Testprocedures voor kwaliteitscontrole kunnen ook worden bestuurd door een brancheorganisatie. In de Verenigde Staten staat dit orgaan bijvoorbeeld bekend als de Association for Contract Textiles (ACT). Bestuursorganen zoals ACT leggen vaak normen op voor textielkwaliteitscontrole die consumenten helpen weloverwogen beslissingen te nemen. Gebruikelijke metingen die ervoor zorgen dat stoffen volgens industriële normen presteren, zijn: vlambestendigheid om de weerstand van een stof tegen verbranding te bepalen; crockingweerstand om de kleurduurzaamheid van een stof te meten; ultraviolet lichtbestendigheid om vervagingsweerstand te meten; fysieke eigenschappen die wijzen op potentieel voor pilling en scheuren; en slijtage om eventuele slijtage van het oppervlak te bepalen. Informatie over deze testresultaten kan op zijn beurt op productetiketten worden afgedrukt.
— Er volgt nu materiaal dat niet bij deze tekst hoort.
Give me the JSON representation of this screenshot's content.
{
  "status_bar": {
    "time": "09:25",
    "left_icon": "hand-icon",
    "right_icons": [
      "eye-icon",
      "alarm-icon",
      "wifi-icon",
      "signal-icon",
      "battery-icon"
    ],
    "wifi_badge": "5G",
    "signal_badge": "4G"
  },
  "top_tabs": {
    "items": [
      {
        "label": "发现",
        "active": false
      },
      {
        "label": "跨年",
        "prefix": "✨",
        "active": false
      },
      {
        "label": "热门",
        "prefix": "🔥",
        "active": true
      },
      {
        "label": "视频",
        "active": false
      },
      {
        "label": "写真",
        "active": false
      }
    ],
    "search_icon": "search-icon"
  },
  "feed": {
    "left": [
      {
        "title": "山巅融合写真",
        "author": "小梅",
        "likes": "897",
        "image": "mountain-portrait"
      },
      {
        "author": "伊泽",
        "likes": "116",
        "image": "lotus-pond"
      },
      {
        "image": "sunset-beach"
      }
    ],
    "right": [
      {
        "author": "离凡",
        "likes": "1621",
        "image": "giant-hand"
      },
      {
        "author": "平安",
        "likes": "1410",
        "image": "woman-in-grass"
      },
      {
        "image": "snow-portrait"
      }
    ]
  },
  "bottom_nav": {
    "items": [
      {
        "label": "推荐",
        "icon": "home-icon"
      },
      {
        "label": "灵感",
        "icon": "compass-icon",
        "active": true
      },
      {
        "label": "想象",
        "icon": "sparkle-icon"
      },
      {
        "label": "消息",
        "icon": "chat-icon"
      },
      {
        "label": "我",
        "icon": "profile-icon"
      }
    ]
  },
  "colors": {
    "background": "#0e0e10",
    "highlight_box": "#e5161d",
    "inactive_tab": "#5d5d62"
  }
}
Vlambestendigheid kan worden getest met een verticale test, waarbij de stof op een houder wordt geplaatst en gedurende een specifieke tijd aan een open vlam wordt blootgesteld. Nadat de vlam is verwijderd, kan de verkoolingslengte van het testmonster worden gemeten volgens lokale of nationale normen om een classificatie vast te stellen. Om de kleurvastheid te bepalen, kan de stof gedurende een bepaald aantal keren worden gewreven met vierkanten van witte katoenen stof onder gecontroleerde druk. De hoeveelheid kleur die wordt overgebracht naar de witte testvierkanten kan vervolgens worden gekoppeld aan een controlekaart en een beoordeling worden vastgesteld.
Weerstand tegen ultraviolet licht is een ander belangrijk aspect van de kwaliteitscontrole van textiel. Voor deze meting kan de stof worden blootgesteld aan licht dat de zonnestralen simuleert. Na specifieke passages van tijd, kan het weefselstaal vervolgens worden vergeleken met een grijsschaal om de mate van vervaging te beoordelen. Fysieke eigenschappen kunnen worden gemeten met een borstelpil, breeksterkte of naadsliptest. Slijtage kan worden getest door een stof op een plat oppervlak te plaatsen en deze in een acht-cijferige beweging te wrijven met een stuk wollen doek.